Así le pasaba a Alvy Singer en Annie Hall: las relaciones humanas «son completamente irracionales, disparatadas, absurdas y… pero, ah, creo que las seguimos manteniendo porque, ah, la mayor parte de nosotros necesitamos los huevos».
Y eso me pasa a mí, republicano teórico (nunca podría ser tan republicano práctico como el conde de Godó o Pilar Urbano), que rechazaba los cargos hereditarios y era muy partidario de la meritocracia: me di cuenta de que necesitaba los huevos. Unas lecturas sobre las dos experiencias republicanas que ha tenido España serían capaces de desalentar a cualquier republicano racional, pero de eso ya no nos quedan existencias.
Esto de evocar la República como forma de gobierno para España, después del periodo más largo en nuestra historia moderna sin guerras, pronunciamientos militares ni dictaduras, me parece un sinsentido como intentar la reposición de los Capetos en el trono de Francia. O el intento de recuperar la monarquía búlgara para aquel Simeón que fue depuesto a los nueve años –hacerle eso a un niño…– y se exilió en las páginas del Hola con toda su familia.
La mera evocación de unas elecciones presidenciales produce escalofríos. Traten de imaginar a dos candidatos disputándose la Jefatura del Estado por los dos partidos mayoritarios: ¿Chacón, Madina, Susana? ¿Cañete? Eso, en el mejor de los casos. Si fuera cierto el fin del bipartidismo, podríamos dar cabida al gran Centella o a Pablo Iglesias. Ganaríamos en confusión, pero también en diversión.
Los movimientos sociales y algunos partidos políticos convocaron desde por la mañana a concentraciones en las capitales de toda España para exigir el referéndum para la República. Cuando empezó a hablarse de la abdicación como una posibilidad, sonaban razonables las negativas de la Casa Real, la reformulación del grito ritual de Rodríguez de Valcárcel a la manera clásica: «El Rey ha muerto, ¡viva el Rey!». Al fin y al cabo, la de Don Juan Carlos es la séptima abdicación de un rey español, el primero de los cuales fue un Austria, Carlos I, a favor de su hijo Felipe, feliz coincidencia onomástica. En cambio, en una dinastía mucho más larga que la de los reyes españoles, Benedicto XVI ha sido el primer Papa de Roma en ceder el solio en vida.

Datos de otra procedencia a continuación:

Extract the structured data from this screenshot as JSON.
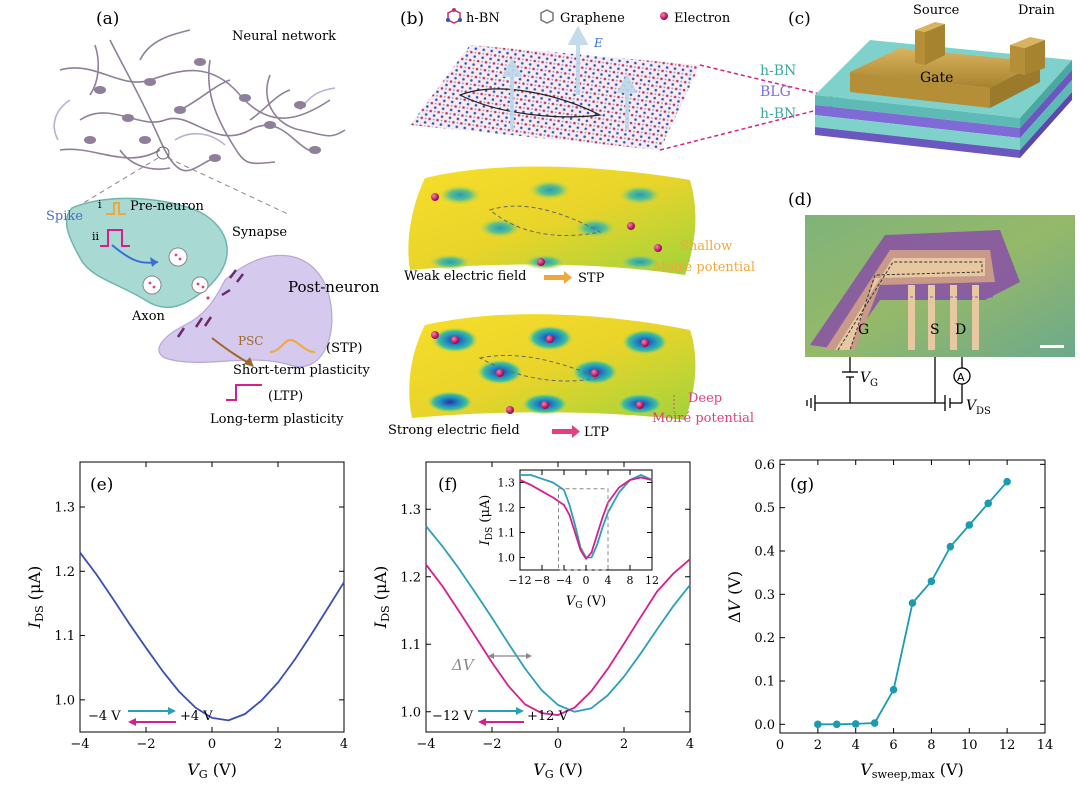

Están presentes todos los datos de estos casi tres annus horribilis para la Corona: cinco operaciones quirúrgicas, la corrupción del casoUrdangarin, la princesa Corinna, la caída en Botsuana son elementos sobrados para definir la crisis. Sin embargo, resulta difícil de entender el momento: la crisis económica viene acompañada por la crisis política, la desafección del secesionismo catalán y las apetencias del vasco, la crisis de los dos grandes partidos, con uno de ellos en riesgo de implosión. No hay peor situación imaginable. Si la Casa Real ha decidido que éste es el momento, ha de ser forzosamente porque considera que el camino del declive no tiene retorno. De otra manera, habría sido más lógico que el Rey echara el resto para transmitir a su hijo la Corona en momentos menos tormentosos.
Ignacio de Loyola ya había advertido sabiamente que, en tiempos de desolación, es mejor no hacer mudanza.